SU‐FF‐T‐103: Implementation of the Tungsten‐Compensator Based Intensity‐Modulated Radiotherapy (IMRT)

Purpose: One of the methods to deliver the intensity‐modulated radiotherapy (IMRT) beams is by using physical compensators. The static nature of the compensator intensity modulation shortens the treatment time, simplify the dose optimization and reduces the leakage effect from MLC‐IMRT. The purpose of this project is to study the feasibility of intensity modulation by a high density material, tungsten. The commissioning process, including the packing issue and dose modeling method, are described in details, which will be helpful for other institutions to implement this technique. Method and Materials: The consistency of filling tungsten and durability of the compensator were tested by the repetitive filling/handling. One symmetrical and one asymmetrical step function‐type compensators were manufactured for dose modeling purpose. Mapcheck device and ion chamber were used to measure the dose attenuation at different field size, depth and off‐axis distance. In‐house make treatment planning system (TPS) was modified to incorporate the attenuation, scattering and beam hardening effects from the tungsten material. IMRT plans were made for 15 prostate, H&N and breast cancer patients. Intensity map and dose were acquired by the Mapcheck and compared to the TPS predictions.

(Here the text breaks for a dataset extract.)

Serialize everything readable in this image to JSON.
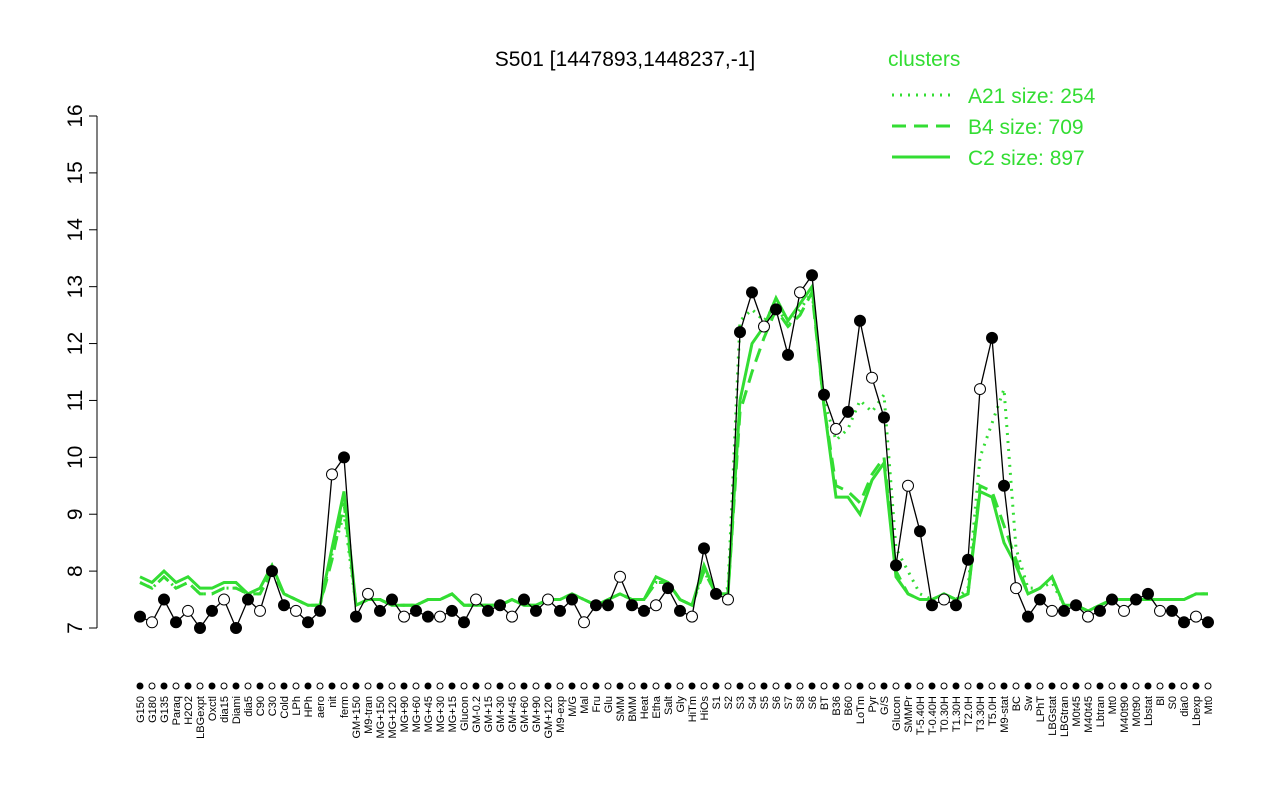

Results: The filling of the material is consistent with the maximum discrepancy 2.9% and 1.5%, respectively, for the intraoperator and interoperator filling tests. No compensator quality degeneration was found for two compensators after 30 fractions under normal and strenuous handling. Three dose calculation related parameters were fit using the data acquired on symmetrical and asymmetrical compensators. For 15 patients' plans, the measured intensity maps show that 97%±2% of points in the field have dose difference less than 5% from the TPS calculated. Conclusion: The tungsten compensator based IMRT was implemented by our group. The dose distribution discrepancy between the measured data and TPS calculation is small and meets the requirement of clinical needs.